La linearita’ e’ un elemento costitutivo dell’idea di "progresso", che noi consideriamo "avanzata". Secondo alcuni, questa nozione e’ tipica ed esclusiva dell’Occidente, e in qualche misura effettivamente lo e’, essendo attribuibile alla velocita’ delle trasformazioni avvenute principalmente in Europa a partire dal Rinascimento, nonche’ alle applicazioni della "scienza moderna" come la definiscono Needham e altri. Io direi piuttosto che una qualche nozione di progresso e’ tipica di tutte le culture scritte, con la loro introduzione di un calendario fisso, che per cosi’ dire traccia una linea di demarcazione. Ma questa non segnala affatto una progressione unidirezionale. Quasi tutte le religioni scritte contengono l’idea di una eta’ dell’oro, di un paradiso o giardino naturale, dal quale l’umanita’ dovette in seguito ritirarsi. Tale nozione comportava un guardare all’indietro, oltre che, in alcuni casi, un guardare in avanti verso un nuovo inizio. Anzi, un’analoga idea di paradiso si riscontra anche in culture orali. Ma nel passato si individuava una cesura netta; soltanto dopo l’Illuminismo, con l’imporsi della secolarizzazione, troviamo un mondo governato dall’attuale idea di progressione, non tanto verso una determinata meta, quanto da uno stato precedente dell’universo a qualcosa di differente, addirittura impensato, come nel caso dell’aeroplano, risultato insieme della ricerca scientifica e dell’ingegno umano.

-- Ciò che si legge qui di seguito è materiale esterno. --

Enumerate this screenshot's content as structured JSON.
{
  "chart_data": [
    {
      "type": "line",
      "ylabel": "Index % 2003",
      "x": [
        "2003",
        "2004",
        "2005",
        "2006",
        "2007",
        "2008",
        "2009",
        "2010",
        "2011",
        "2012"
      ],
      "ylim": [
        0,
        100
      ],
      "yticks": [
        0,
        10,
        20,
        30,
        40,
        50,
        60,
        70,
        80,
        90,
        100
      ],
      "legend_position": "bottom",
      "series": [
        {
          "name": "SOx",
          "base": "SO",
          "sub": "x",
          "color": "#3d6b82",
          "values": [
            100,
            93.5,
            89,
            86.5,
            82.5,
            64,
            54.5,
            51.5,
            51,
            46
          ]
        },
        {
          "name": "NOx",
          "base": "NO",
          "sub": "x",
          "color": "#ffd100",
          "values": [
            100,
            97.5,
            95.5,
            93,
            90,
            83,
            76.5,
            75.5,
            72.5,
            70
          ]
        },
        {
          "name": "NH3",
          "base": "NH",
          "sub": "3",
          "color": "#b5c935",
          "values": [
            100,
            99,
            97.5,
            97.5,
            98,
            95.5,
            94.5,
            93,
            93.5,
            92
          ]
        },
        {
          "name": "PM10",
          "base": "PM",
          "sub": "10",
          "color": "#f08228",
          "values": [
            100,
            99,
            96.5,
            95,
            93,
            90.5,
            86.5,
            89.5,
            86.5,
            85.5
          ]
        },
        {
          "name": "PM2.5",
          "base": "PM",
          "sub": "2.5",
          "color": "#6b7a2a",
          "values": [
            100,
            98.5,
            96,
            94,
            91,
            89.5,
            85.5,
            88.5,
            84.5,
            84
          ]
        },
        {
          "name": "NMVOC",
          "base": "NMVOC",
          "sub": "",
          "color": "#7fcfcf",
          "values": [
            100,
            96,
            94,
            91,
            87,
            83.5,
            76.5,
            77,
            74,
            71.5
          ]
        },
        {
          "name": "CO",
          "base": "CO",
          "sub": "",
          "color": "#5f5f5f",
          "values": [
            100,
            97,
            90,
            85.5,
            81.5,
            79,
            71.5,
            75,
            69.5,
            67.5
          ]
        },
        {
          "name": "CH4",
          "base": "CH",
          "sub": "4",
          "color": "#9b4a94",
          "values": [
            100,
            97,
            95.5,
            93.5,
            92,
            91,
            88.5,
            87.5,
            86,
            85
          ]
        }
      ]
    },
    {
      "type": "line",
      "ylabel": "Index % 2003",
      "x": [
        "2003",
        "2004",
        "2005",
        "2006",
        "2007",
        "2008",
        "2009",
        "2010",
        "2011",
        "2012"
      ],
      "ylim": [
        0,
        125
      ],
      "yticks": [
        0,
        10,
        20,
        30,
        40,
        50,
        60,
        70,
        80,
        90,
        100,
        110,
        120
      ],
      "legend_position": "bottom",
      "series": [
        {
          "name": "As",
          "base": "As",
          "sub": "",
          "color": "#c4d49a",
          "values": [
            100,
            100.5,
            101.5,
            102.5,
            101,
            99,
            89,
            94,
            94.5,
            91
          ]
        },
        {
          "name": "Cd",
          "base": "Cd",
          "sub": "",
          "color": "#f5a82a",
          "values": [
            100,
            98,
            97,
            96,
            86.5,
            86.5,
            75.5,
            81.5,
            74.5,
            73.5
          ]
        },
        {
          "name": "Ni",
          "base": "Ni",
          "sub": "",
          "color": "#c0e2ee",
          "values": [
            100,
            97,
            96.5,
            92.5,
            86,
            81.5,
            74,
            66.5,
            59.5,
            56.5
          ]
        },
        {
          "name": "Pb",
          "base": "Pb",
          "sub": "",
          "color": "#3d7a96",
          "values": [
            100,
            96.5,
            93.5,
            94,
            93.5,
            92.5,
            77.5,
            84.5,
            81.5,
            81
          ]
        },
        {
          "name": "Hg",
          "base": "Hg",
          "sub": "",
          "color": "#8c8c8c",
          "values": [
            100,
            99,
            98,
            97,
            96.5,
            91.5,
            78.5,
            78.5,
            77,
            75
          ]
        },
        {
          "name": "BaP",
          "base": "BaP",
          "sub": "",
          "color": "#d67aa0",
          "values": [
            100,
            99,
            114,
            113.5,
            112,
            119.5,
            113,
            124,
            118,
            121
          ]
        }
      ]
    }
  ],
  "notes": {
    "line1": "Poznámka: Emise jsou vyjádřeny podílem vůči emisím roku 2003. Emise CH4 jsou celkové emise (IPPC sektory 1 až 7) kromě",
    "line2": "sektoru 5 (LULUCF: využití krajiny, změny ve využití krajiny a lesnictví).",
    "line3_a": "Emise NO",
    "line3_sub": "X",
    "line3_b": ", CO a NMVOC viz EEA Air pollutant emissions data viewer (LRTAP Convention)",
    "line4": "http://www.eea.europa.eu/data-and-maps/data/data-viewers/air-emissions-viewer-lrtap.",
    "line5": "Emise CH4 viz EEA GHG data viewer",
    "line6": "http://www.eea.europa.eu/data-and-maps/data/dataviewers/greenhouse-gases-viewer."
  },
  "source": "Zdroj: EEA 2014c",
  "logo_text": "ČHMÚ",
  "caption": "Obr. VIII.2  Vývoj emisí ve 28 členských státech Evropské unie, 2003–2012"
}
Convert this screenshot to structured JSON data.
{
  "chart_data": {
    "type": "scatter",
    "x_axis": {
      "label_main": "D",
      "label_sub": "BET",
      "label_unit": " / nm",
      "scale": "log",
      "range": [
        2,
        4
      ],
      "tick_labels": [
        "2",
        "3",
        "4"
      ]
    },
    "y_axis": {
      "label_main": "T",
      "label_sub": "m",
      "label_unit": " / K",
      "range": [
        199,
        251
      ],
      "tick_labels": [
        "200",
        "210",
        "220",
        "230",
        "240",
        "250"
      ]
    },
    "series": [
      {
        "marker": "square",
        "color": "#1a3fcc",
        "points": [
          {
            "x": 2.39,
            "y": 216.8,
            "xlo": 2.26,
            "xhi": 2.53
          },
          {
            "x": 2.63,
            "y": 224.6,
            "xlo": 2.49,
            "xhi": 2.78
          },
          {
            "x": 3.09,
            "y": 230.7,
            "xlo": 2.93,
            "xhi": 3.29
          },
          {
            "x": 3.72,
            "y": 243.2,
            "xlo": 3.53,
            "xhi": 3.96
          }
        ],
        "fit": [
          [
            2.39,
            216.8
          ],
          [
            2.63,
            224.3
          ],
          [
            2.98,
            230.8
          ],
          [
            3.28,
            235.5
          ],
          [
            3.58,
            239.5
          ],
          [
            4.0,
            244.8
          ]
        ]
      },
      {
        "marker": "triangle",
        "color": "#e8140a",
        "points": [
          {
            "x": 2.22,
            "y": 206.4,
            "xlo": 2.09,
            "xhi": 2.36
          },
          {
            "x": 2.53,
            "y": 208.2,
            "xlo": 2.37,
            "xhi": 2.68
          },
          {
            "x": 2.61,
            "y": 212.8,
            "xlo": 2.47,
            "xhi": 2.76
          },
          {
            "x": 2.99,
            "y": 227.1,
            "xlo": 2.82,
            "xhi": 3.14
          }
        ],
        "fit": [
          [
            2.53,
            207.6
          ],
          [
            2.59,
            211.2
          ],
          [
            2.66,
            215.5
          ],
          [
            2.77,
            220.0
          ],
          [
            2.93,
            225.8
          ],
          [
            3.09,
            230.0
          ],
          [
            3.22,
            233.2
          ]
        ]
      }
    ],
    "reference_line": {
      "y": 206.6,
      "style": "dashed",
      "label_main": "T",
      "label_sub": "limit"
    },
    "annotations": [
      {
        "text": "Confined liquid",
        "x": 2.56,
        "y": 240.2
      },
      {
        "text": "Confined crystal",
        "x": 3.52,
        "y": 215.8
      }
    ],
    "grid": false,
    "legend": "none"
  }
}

Uno degli assunti di fondo di molta storiografia occidentale e’ che nell’organizzazione delle societa’ umane la freccia del tempo coincida con un equivalente incremento di valore e desiderabilita’, cioe’ con il progresso. La storia diventa una sequenza di stadi, ciascuno derivato dal precedente e introducente al successivo, fino al culmine finale, che per il marxismo, per esempio, e’ il comunismo. Ma non occorre nutrire questo tipo di ottimismo millenaristico per dare una lettura eurocentrica della direzione della storia: per la maggior parte degli storici, il momento in cui scrivono e’ prossimo se non identico alla meta finale dello sviluppo dell’umanita’. In tal modo, cio’ che definiamo progresso riflette in realta’ valori che sono specifici della nostra cultura, e che oltretutto sono di data relativamente recente.

Un dubbio progresso

Parliamo di progressi nel campo delle scienze, nella crescita economica, nella civilta’, nel riconoscimento dei diritti umani (la democrazia, per esempio). Esistono tuttavia altri criteri in base ai quali misurare il cambiamento, e in certa misura essi sono presenti come discorsi antagonisti perfino nella nostra cultura. Se per esempio usiamo il criterio ambientale, la nostra societa’ rappresenta una catastrofe sul punto di verificarsi. Se parliamo di progresso spirituale (la forma di progresso piu’ importante per alcune societa’, anche se controversa nella nostra), si potrebbe dire che stiamo attraversando una fase regressiva. A livello mondiale, non si vedono molte prove di progresso dei valori, a dispetto degli assunti contrari che dominano l’Occidente.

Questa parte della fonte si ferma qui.